Ecological studies conducted by the British Ecological Society, the Ecological Society of America, and the Estuarine and Coastal Sciences Association describe Puccinellia as a halophyte important for sediment stabilization and as habitat for invertebrates studied by the Marine Biological Association, the Danish Natural History Museum, and the Norwegian Institute for Nature Research. Life history research involving the Rocky Mountain Research Station, the USGS, and the Alfred Wegener Institute has documented seed dormancy, germination cues, phenology, and clonal spread influenced by tidal regimes monitored by the National Oceanic and Atmospheric Administration, the European Marine Observation and Data Network, and the Plymouth Marine Laboratory. Interactions with grazers and nesting birds have been noted in reports from the RSPB, BirdLife International, the Alaska Department of Fish and Game, and the New Zealand Department of Conservation. Salt tolerance mechanisms have been explored at the University of California, Davis, Wageningen University, Kyoto University, and the Chinese Academy of Sciences.
Recognized species, as listed by Kew, Flora of North America, and regional checklists from the New York Botanical Garden and the Australian Plant Census, include numerous taxa treated in monographs by the Royal Botanic Gardens, Kew, and papers in journals such as Systematic Botany and Phytotaxa. Major species entries appear in databases maintained by the International Plant Names Index, Tropicos, the Global Biodiversity Information Facility, and the Catalogue of Life, and are used by herbaria including the Harvard University Herbaria, the Natural History Museum, London, and the Muséum National d'Histoire Naturelle. Regional treatments occur in the Flora of Australia, Flora of China, and Flora Italiana, and checklists from institutions such as the Botanical Survey of India, the Komarov Botanical Institute, and the New Zealand Plant Conservation Network.

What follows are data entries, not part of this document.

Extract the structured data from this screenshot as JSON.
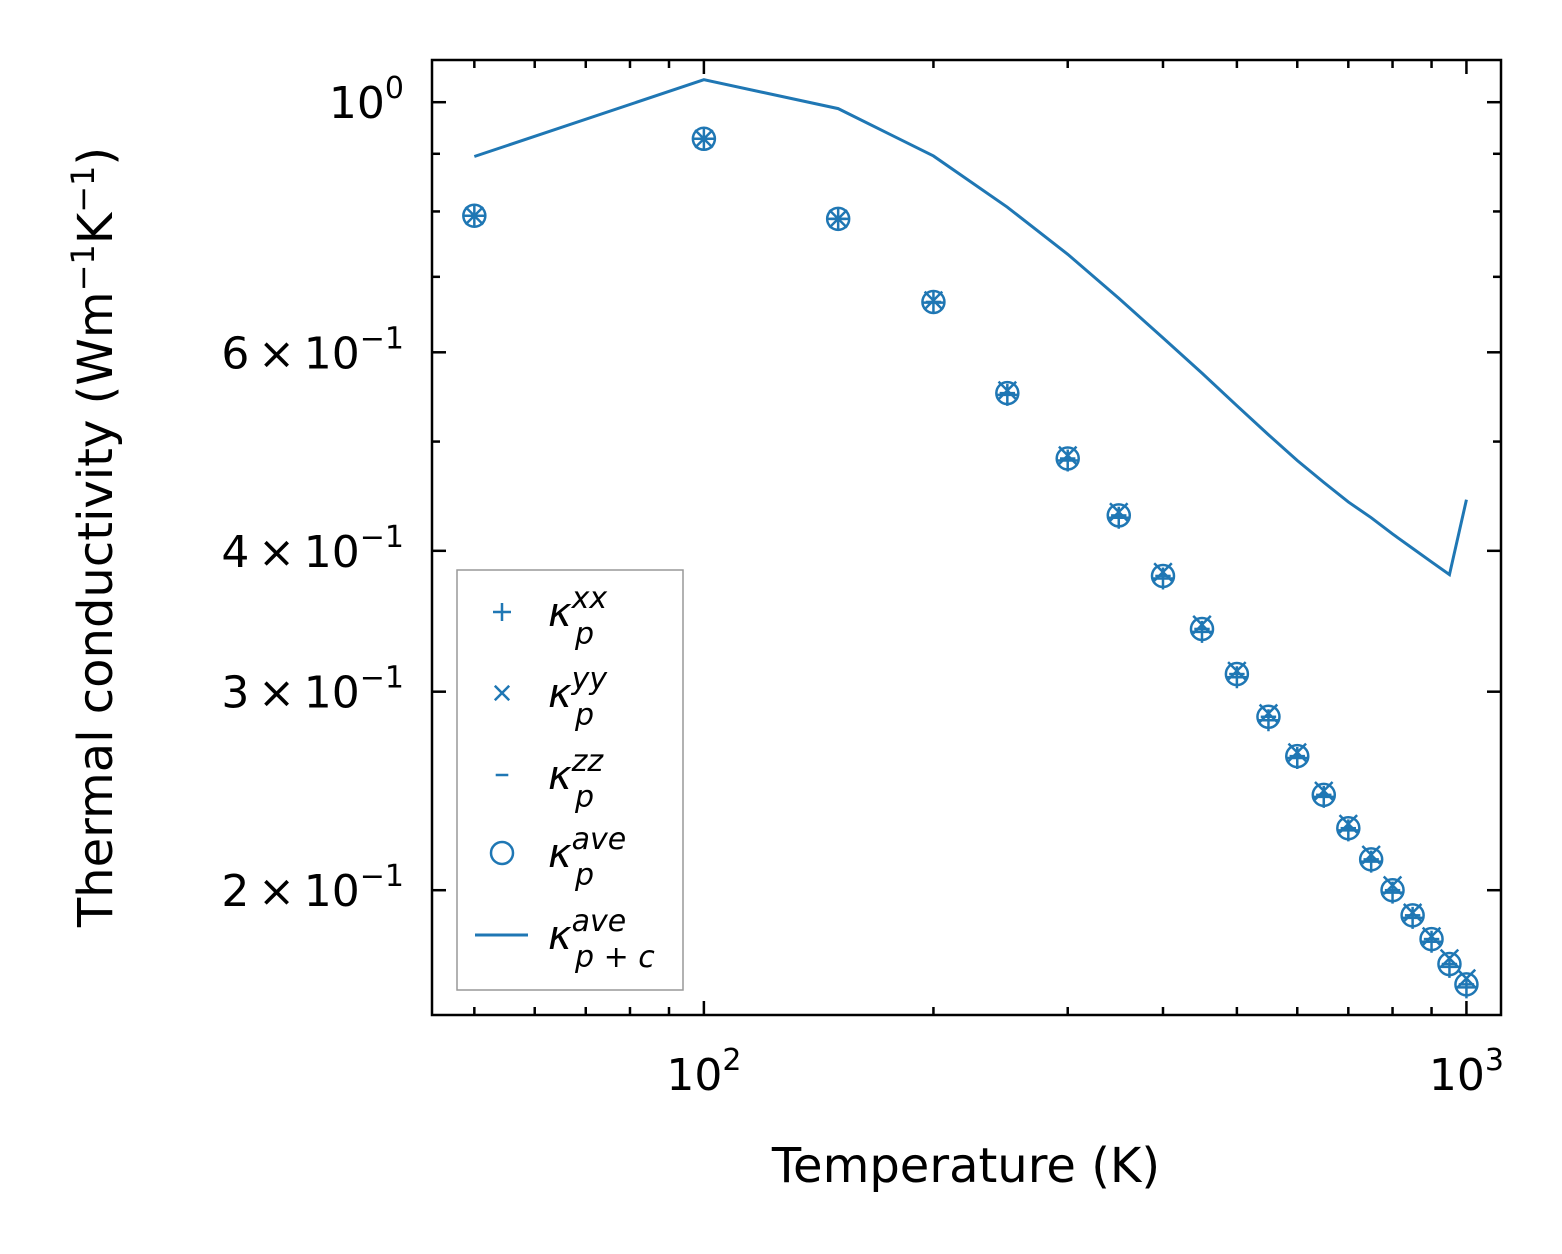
{
  "chart_data": {
    "type": "scatter",
    "xlabel": "Temperature (K)",
    "ylabel_main": "Thermal conductivity (Wm",
    "ylabel_sup1": "−1",
    "ylabel_mid": "K",
    "ylabel_sup2": "−1",
    "ylabel_end": ")",
    "x_scale": "log",
    "y_scale": "log",
    "xlim": [
      44,
      1110
    ],
    "ylim": [
      0.155,
      1.09
    ],
    "grid": false,
    "legend_position": "lower-left",
    "color": "#1f77b4",
    "x_ticks": [
      {
        "value": 100,
        "base": "10",
        "exp": "2"
      },
      {
        "value": 1000,
        "base": "10",
        "exp": "3"
      }
    ],
    "y_ticks": [
      {
        "value": 1.0,
        "mant": "",
        "base": "10",
        "exp": "0"
      },
      {
        "value": 0.6,
        "mant": "6",
        "base": "10",
        "exp": "−1"
      },
      {
        "value": 0.4,
        "mant": "4",
        "base": "10",
        "exp": "−1"
      },
      {
        "value": 0.3,
        "mant": "3",
        "base": "10",
        "exp": "−1"
      },
      {
        "value": 0.2,
        "mant": "2",
        "base": "10",
        "exp": "−1"
      }
    ],
    "x": [
      50,
      100,
      150,
      200,
      250,
      300,
      350,
      400,
      450,
      500,
      550,
      600,
      650,
      700,
      750,
      800,
      850,
      900,
      950,
      1000
    ],
    "series": [
      {
        "marker": "plus",
        "legend_base": "κ",
        "legend_sub": "p",
        "legend_sup": "xx",
        "values": [
          0.793,
          0.928,
          0.788,
          0.664,
          0.55,
          0.481,
          0.428,
          0.378,
          0.339,
          0.309,
          0.283,
          0.262,
          0.242,
          0.226,
          0.212,
          0.199,
          0.189,
          0.18,
          0.171,
          0.164
        ]
      },
      {
        "marker": "x",
        "legend_base": "κ",
        "legend_sub": "p",
        "legend_sup": "yy",
        "values": [
          0.793,
          0.928,
          0.788,
          0.667,
          0.555,
          0.486,
          0.433,
          0.383,
          0.344,
          0.313,
          0.287,
          0.265,
          0.245,
          0.229,
          0.215,
          0.202,
          0.191,
          0.182,
          0.174,
          0.167
        ]
      },
      {
        "marker": "hline",
        "legend_base": "κ",
        "legend_sub": "p",
        "legend_sup": "zz",
        "values": [
          0.793,
          0.928,
          0.788,
          0.665,
          0.552,
          0.483,
          0.43,
          0.38,
          0.341,
          0.311,
          0.285,
          0.263,
          0.243,
          0.227,
          0.213,
          0.2,
          0.19,
          0.181,
          0.172,
          0.165
        ]
      },
      {
        "marker": "circle",
        "legend_base": "κ",
        "legend_sub": "p",
        "legend_sup": "ave",
        "values": [
          0.793,
          0.928,
          0.788,
          0.665,
          0.552,
          0.483,
          0.43,
          0.38,
          0.341,
          0.311,
          0.285,
          0.263,
          0.243,
          0.227,
          0.213,
          0.2,
          0.19,
          0.181,
          0.172,
          0.165
        ]
      },
      {
        "marker": "line",
        "legend_base": "κ",
        "legend_sub": "p + c",
        "legend_sup": "ave",
        "x": [
          50,
          100,
          150,
          200,
          250,
          300,
          350,
          400,
          450,
          500,
          550,
          600,
          650,
          700,
          750,
          800,
          850,
          900,
          950,
          1000
        ],
        "values": [
          0.895,
          1.047,
          0.987,
          0.896,
          0.807,
          0.733,
          0.67,
          0.618,
          0.575,
          0.538,
          0.507,
          0.481,
          0.46,
          0.442,
          0.428,
          0.414,
          0.402,
          0.391,
          0.381,
          0.444
        ]
      }
    ]
  }
}
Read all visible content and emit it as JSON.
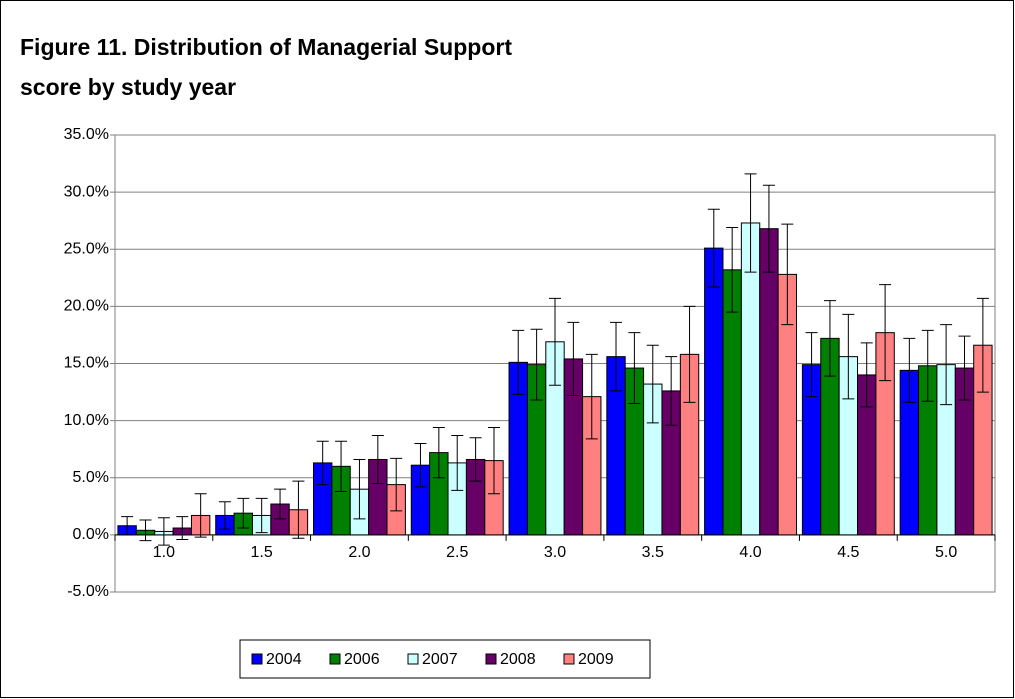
{
  "chart_data": {
    "type": "bar",
    "title": [
      "Figure 11. Distribution of Managerial Support",
      "score by study year"
    ],
    "categories": [
      "1.0",
      "1.5",
      "2.0",
      "2.5",
      "3.0",
      "3.5",
      "4.0",
      "4.5",
      "5.0"
    ],
    "series": [
      {
        "name": "2004",
        "color": "#0000ff",
        "values": [
          0.8,
          1.7,
          6.3,
          6.1,
          15.1,
          15.6,
          25.1,
          14.9,
          14.4
        ],
        "errors": [
          0.8,
          1.2,
          1.9,
          1.9,
          2.8,
          3.0,
          3.4,
          2.8,
          2.8
        ]
      },
      {
        "name": "2006",
        "color": "#008000",
        "values": [
          0.4,
          1.9,
          6.0,
          7.2,
          14.9,
          14.6,
          23.2,
          17.2,
          14.8
        ],
        "errors": [
          0.9,
          1.3,
          2.2,
          2.2,
          3.1,
          3.1,
          3.7,
          3.3,
          3.1
        ]
      },
      {
        "name": "2007",
        "color": "#ccffff",
        "values": [
          0.3,
          1.7,
          4.0,
          6.3,
          16.9,
          13.2,
          27.3,
          15.6,
          14.9
        ],
        "errors": [
          1.2,
          1.5,
          2.6,
          2.4,
          3.8,
          3.4,
          4.3,
          3.7,
          3.5
        ]
      },
      {
        "name": "2008",
        "color": "#660066",
        "values": [
          0.6,
          2.7,
          6.6,
          6.6,
          15.4,
          12.6,
          26.8,
          14.0,
          14.6
        ],
        "errors": [
          1.0,
          1.3,
          2.1,
          1.9,
          3.2,
          3.0,
          3.8,
          2.8,
          2.8
        ]
      },
      {
        "name": "2009",
        "color": "#ff8080",
        "values": [
          1.7,
          2.2,
          4.4,
          6.5,
          12.1,
          15.8,
          22.8,
          17.7,
          16.6
        ],
        "errors": [
          1.9,
          2.5,
          2.3,
          2.9,
          3.7,
          4.2,
          4.4,
          4.2,
          4.1
        ]
      }
    ],
    "ylim": [
      -5,
      35
    ],
    "yticks": [
      {
        "value": -5,
        "label": "-5.0%"
      },
      {
        "value": 0,
        "label": "0.0%"
      },
      {
        "value": 5,
        "label": "5.0%"
      },
      {
        "value": 10,
        "label": "10.0%"
      },
      {
        "value": 15,
        "label": "15.0%"
      },
      {
        "value": 20,
        "label": "20.0%"
      },
      {
        "value": 25,
        "label": "25.0%"
      },
      {
        "value": 30,
        "label": "30.0%"
      },
      {
        "value": 35,
        "label": "35.0%"
      }
    ],
    "grid": true,
    "legend": "bottom"
  }
}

Puccinellia grasses have been evaluated for use in coastal restoration and erosion control projects undertaken by agencies such as the U.S. Army Corps of Engineers, Natural England, the European Commission LIFE programme, and the Australian Government Department of Agriculture. Applied research from the Agricultural Research Service, CSIRO, and Wageningen University has considered their role in saline agriculture, forage provision in marginal lands, and phytoremediation in collaboration with the Food and Agriculture Organization and the International Union for Conservation of Nature. Horticultural interest and cultivation trials have been reported by the Royal Horticultural Society, botanical gardens including Kew and the New York Botanical Garden, and local conservation NGOs.
Conservation assessments by the IUCN, national red lists such as those produced by NatureServe, the Swedish Species Information Centre, and the Norwegian Biodiversity Information Centre address threats from coastal development, invasive species monitored by CABI, sea-level rise studied by the IPCC, and pollution regulated by the European Environment Agency. Management and restoration guidance has been produced by Natural England, the U.S. Fish and Wildlife Service, the Coastal Management Program, the Australian State Governments, and conservation NGOs including the RSPB and The Nature Conservancy, with monitoring frameworks from the Convention on Biological Diversity and Ramsar Convention secretariats. Sustainable use and ex situ conservation are facilitated by seed banks such as the Millennium Seed Bank, the National Seed Storage Laboratory, and regional botanical gardens.